Histology: flattening of the epidermis, sclerosis of the connective tissue, atrophy of the subcutaneous tissue with the replacement of its connective fibers. Clinically, the disease is manifested by a sudden onset in puberty. It is marked by stunted growth and symptoms of hypogonadism. Usually in their third decade of life the patients turn gray and lose hair, develop cataract, the skin gradually thins out and there is subcutaneous tissue atrophy on the face and extremities, resulting in particularly thin arms and legs. The patients develop osteoporosis, metastatic calcification of soft tissues, and rarely osteomyelitis. Often the disease is accompanied by diabetes whose symptoms manifest as symptoms of generalized atherosclerosis, commonly identified in patients 30-40 years of age. There are cases of malignant tumors (e.g., skin cancer, sarcoma and adenocarcinoma).
The prognosis for recovery is poor and most patients die from complications of atherosclerosis and cancer.
Although the disease was first described in the late 19th century, until recently doctors were powerless to help these kids and they grew old before the eyes of their parents, who knew from the beginning that their children were doomed.
However, there is hope. A group of American scientists headed by Professor Francis Collins, previously involved in the human genome studies, found a method of treating progeria. Although the scientists made only first steps in this direction, as the professor Collins said, intuition tells him that he and his colleagues are on the right track.

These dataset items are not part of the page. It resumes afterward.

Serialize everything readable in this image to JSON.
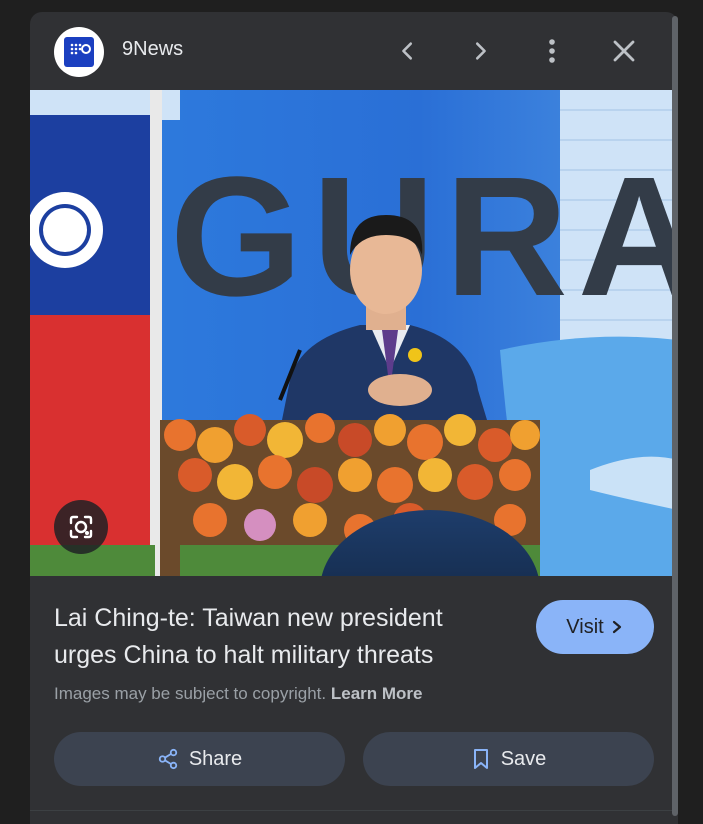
{
  "header": {
    "source_name": "9News",
    "logo_text": "9NEWS",
    "icons": [
      "chevron-left-icon",
      "chevron-right-icon",
      "more-vert-icon",
      "close-icon"
    ]
  },
  "image": {
    "backdrop_text": "GURA",
    "lens_icon": "lens-icon"
  },
  "result": {
    "title": "Lai Ching-te: Taiwan new president urges China to halt military threats",
    "visit_label": "Visit"
  },
  "copyright": {
    "text": "Images may be subject to copyright.",
    "learn_more": "Learn More"
  },
  "actions": {
    "share_label": "Share",
    "save_label": "Save"
  },
  "colors": {
    "panel_bg": "#303134",
    "page_bg": "#1f1f1f",
    "accent": "#8ab4f8",
    "button_bg": "#3c4350"
  }
}
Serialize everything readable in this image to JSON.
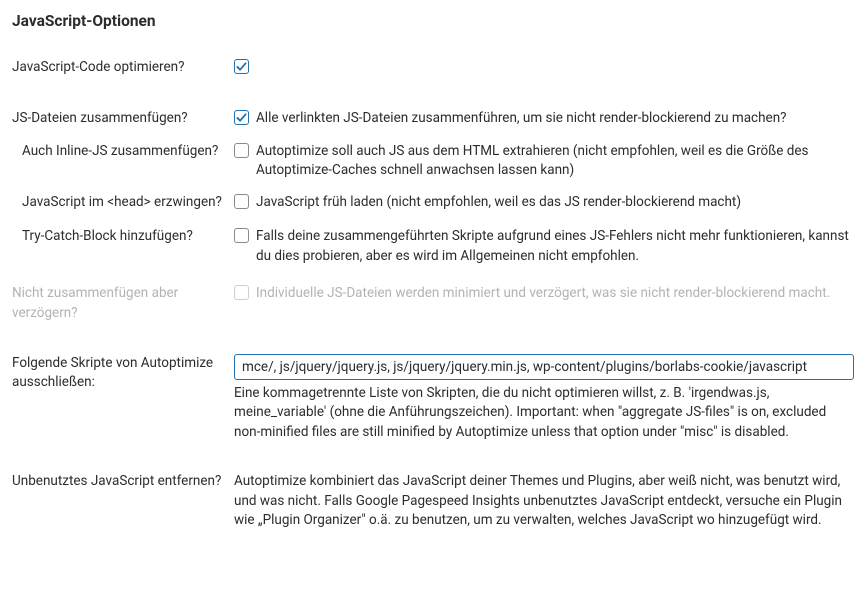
{
  "title": "JavaScript-Optionen",
  "rows": {
    "optimize": {
      "label": "JavaScript-Code optimieren?",
      "desc": ""
    },
    "aggregate": {
      "label": "JS-Dateien zusammenfügen?",
      "desc": "Alle verlinkten JS-Dateien zusammenführen, um sie nicht render-blockierend zu machen?"
    },
    "inline": {
      "label": "Auch Inline-JS zusammenfügen?",
      "desc": "Autoptimize soll auch JS aus dem HTML extrahieren (nicht empfohlen, weil es die Größe des Autoptimize-Caches schnell anwachsen lassen kann)"
    },
    "forcehead": {
      "label": "JavaScript im <head> erzwingen?",
      "desc": "JavaScript früh laden (nicht empfohlen, weil es das JS render-blockierend macht)"
    },
    "trycatch": {
      "label": "Try-Catch-Block hinzufügen?",
      "desc": "Falls deine zusammengeführten Skripte aufgrund eines JS-Fehlers nicht mehr funktionieren, kannst du dies probieren, aber es wird im Allgemeinen nicht empfohlen."
    },
    "defer": {
      "label": "Nicht zusammenfügen aber verzögern?",
      "desc": "Individuelle JS-Dateien werden minimiert und verzögert, was sie nicht render-blockierend macht."
    },
    "exclude": {
      "label": "Folgende Skripte von Autoptimize ausschließen:",
      "value": "mce/, js/jquery/jquery.js, js/jquery/jquery.min.js, wp-content/plugins/borlabs-cookie/javascript",
      "help": "Eine kommagetrennte Liste von Skripten, die du nicht optimieren willst, z. B. 'irgendwas.js, meine_variable' (ohne die Anführungszeichen). Important: when \"aggregate JS-files\" is on, excluded non-minified files are still minified by Autoptimize unless that option under \"misc\" is disabled."
    },
    "unused": {
      "label": "Unbenutztes JavaScript entfernen?",
      "desc": "Autoptimize kombiniert das JavaScript deiner Themes und Plugins, aber weiß nicht, was benutzt wird, und was nicht. Falls Google Pagespeed Insights unbenutztes JavaScript entdeckt, versuche ein Plugin wie „Plugin Organizer\" o.ä. zu benutzen, um zu verwalten, welches JavaScript wo hinzugefügt wird."
    }
  }
}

Scientists managed to restore the normal functioning of cells extracted from the bodies of children suffering from progeria with rapamycin - a substance widely discussed in the international scientific community. Rapamycin is a product of life of a rare bacteria living in the ground. Scientists have found that rapamycin is able to prolong the life of mammals. It also prevents rejection of transplanted organs and has antitumor properties.
Francis Collins' group was able to remove pathological protein progerin through the introduction of rapamycin in patients' cells. This protein causes the disease, premature aging and death of children suffering from it. There is a possibility that progerin is formed from the "normal" proteins of lamins predecessors, the same ones that encode the gene LMNA. If the gene mutates, the lamins are converted into pathogenic protein progerin.
The cells "cured" by rapamycin not only began normal functioning, but also lived longer than the normal ones, although before they died much earlier than healthy cells, says Francis Collins. Now, American molecular biologists along with the doctors plan to start clinical studies of rapamycin in the fight against infant progeria.